Les éditeurs allèguent que le créateur de ChatGPT retient des preuves cruciales liées à un procès potentiellement historique pour violation de droit d'auteur. Le cœur du différend tourne autour des affirmations selon lesquelles OpenAI et son partenaire Microsoft ont développé leurs technologies d'IA en utilisant des millions d'articles de presse sans autorisation appropriée. L'affaire examine si les chatbots d'IA sont en concurrence déloyale en tant que sources d'information, détournant le trafic web sans entreprendre le travail journalistique de collecte d'informations.
Une requête déposée jeudi auprès d'un tribunal fédéral de Manhattan accuse OpenAI d'avoir "choisi l'obstruction" plutôt que de publier des ensembles de données et des journaux ChatGPT. Les plaignants soutiennent que ces enregistrements pourraient révéler comment le système d'IA a utilisé du contenu de presse protégé par le droit d'auteur.
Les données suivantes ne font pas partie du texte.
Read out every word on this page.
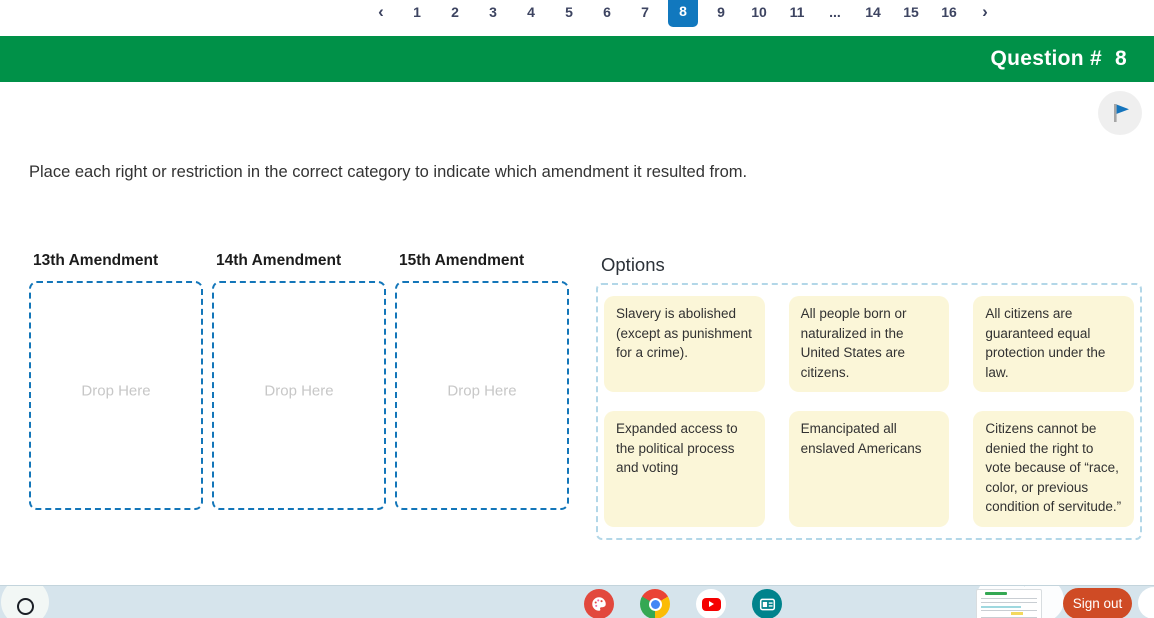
‹	1	2	3	4	5	6	7	8	9	10	11	...	14	15	16	›
Question # 8
Place each right or restriction in the correct category to indicate which amendment it resulted from.
13th Amendment
Drop Here
14th Amendment
Drop Here
15th Amendment
Drop Here
Options
Slavery is abolished (except as punishment for a crime).
All people born or naturalized in the United States are citizens.
All citizens are guaranteed equal protection under the law.
Expanded access to the political process and voting
Emancipated all enslaved Americans
Citizens cannot be denied the right to vote because of “race, color, or previous condition of servitude.”
Sign out
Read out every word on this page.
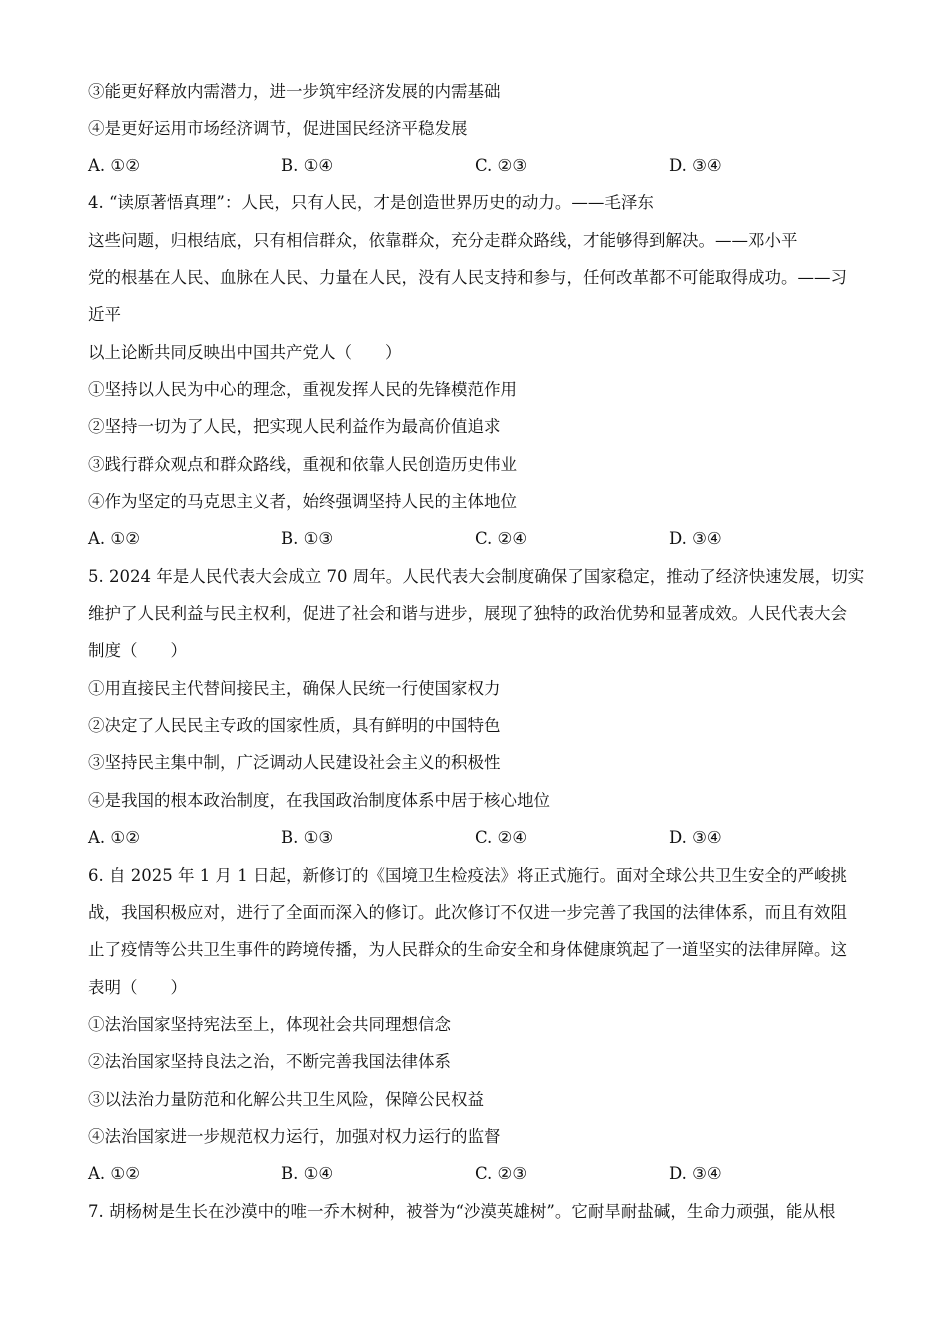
③能更好释放内需潜力，进一步筑牢经济发展的内需基础
④是更好运用市场经济调节，促进国民经济平稳发展
A. ①②	B. ①④	C. ②③	D. ③④
4. “读原著悟真理”：人民，只有人民，才是创造世界历史的动力。——毛泽东
这些问题，归根结底，只有相信群众，依靠群众，充分走群众路线，才能够得到解决。——邓小平
党的根基在人民、血脉在人民、力量在人民，没有人民支持和参与，任何改革都不可能取得成功。——习
近平
以上论断共同反映出中国共产党人（　　）
①坚持以人民为中心的理念，重视发挥人民的先锋模范作用
②坚持一切为了人民，把实现人民利益作为最高价值追求
③践行群众观点和群众路线，重视和依靠人民创造历史伟业
④作为坚定的马克思主义者，始终强调坚持人民的主体地位
A. ①②	B. ①③	C. ②④	D. ③④
5. 2024 年是人民代表大会成立 70 周年。人民代表大会制度确保了国家稳定，推动了经济快速发展，切实
维护了人民利益与民主权利，促进了社会和谐与进步，展现了独特的政治优势和显著成效。人民代表大会
制度（　　）
①用直接民主代替间接民主，确保人民统一行使国家权力
②决定了人民民主专政的国家性质，具有鲜明的中国特色
③坚持民主集中制，广泛调动人民建设社会主义的积极性
④是我国的根本政治制度，在我国政治制度体系中居于核心地位
A. ①②	B. ①③	C. ②④	D. ③④
6. 自 2025 年 1 月 1 日起，新修订的《国境卫生检疫法》将正式施行。面对全球公共卫生安全的严峻挑
战，我国积极应对，进行了全面而深入的修订。此次修订不仅进一步完善了我国的法律体系，而且有效阻
止了疫情等公共卫生事件的跨境传播，为人民群众的生命安全和身体健康筑起了一道坚实的法律屏障。这
表明（　　）
①法治国家坚持宪法至上，体现社会共同理想信念
②法治国家坚持良法之治，不断完善我国法律体系
③以法治力量防范和化解公共卫生风险，保障公民权益
④法治国家进一步规范权力运行，加强对权力运行的监督
A. ①②	B. ①④	C. ②③	D. ③④
7. 胡杨树是生长在沙漠中的唯一乔木树种，被誉为“沙漠英雄树”。它耐旱耐盐碱，生命力顽强，能从根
Ils demandent que le juge pénalise OpenAI pour des allégations de "mauvaise conduite dans la procédure de découverte" qui pourraient compromettre des preuves, citant le témoignage récent d'un employé d'OpenAI qui, selon eux, contredit les déclarations antérieures de la société.
Steven Lieberman, avocat du New York Daily News, a déclaré qu'OpenAI "faisait de fausses déclarations" pendant deux ans concernant sa capacité à rechercher du matériel protégé par le droit d'auteur dans ses ensembles de données d'entraînement et ses journaux ChatGPT. Il a affirmé que cette requête visait à pénaliser OpenAI pour "cacher et détruire des preuves montrant comment ChatGPT a été entraîné sur du journalisme volé".
OpenAI a précédemment déclaré que les limitations dans le partage des journaux ChatGPT étaient nécessaires pour protéger la vie privée des utilisateurs. Un porte-parole de l'entreprise, Drew Pusateri, a publié une déclaration jeudi indiquant : "Alors que le dossier des Times s'affaiblit et qu'ils ont été contraints d'abandonner des revendications contre nous, ils persistent dans leurs efforts pour envahir la vie privée de personnes qui n'ont rien à voir avec cette affaire, notamment en faisant ces allégations manifestement fausses." L'entreprise a ajouté : "Nous continuerons à défendre la vie privée de nos utilisateurs et les principes établis du "fair use" (usage loyal).
The New York Times a intenté son procès contre OpenAI et Microsoft fin 2023, soit un an après le lancement de ChatGPT, qui a déclenché un boom de l'IA commerciale et commencé à modifier la façon dont les gens recherchent des informations en ligne.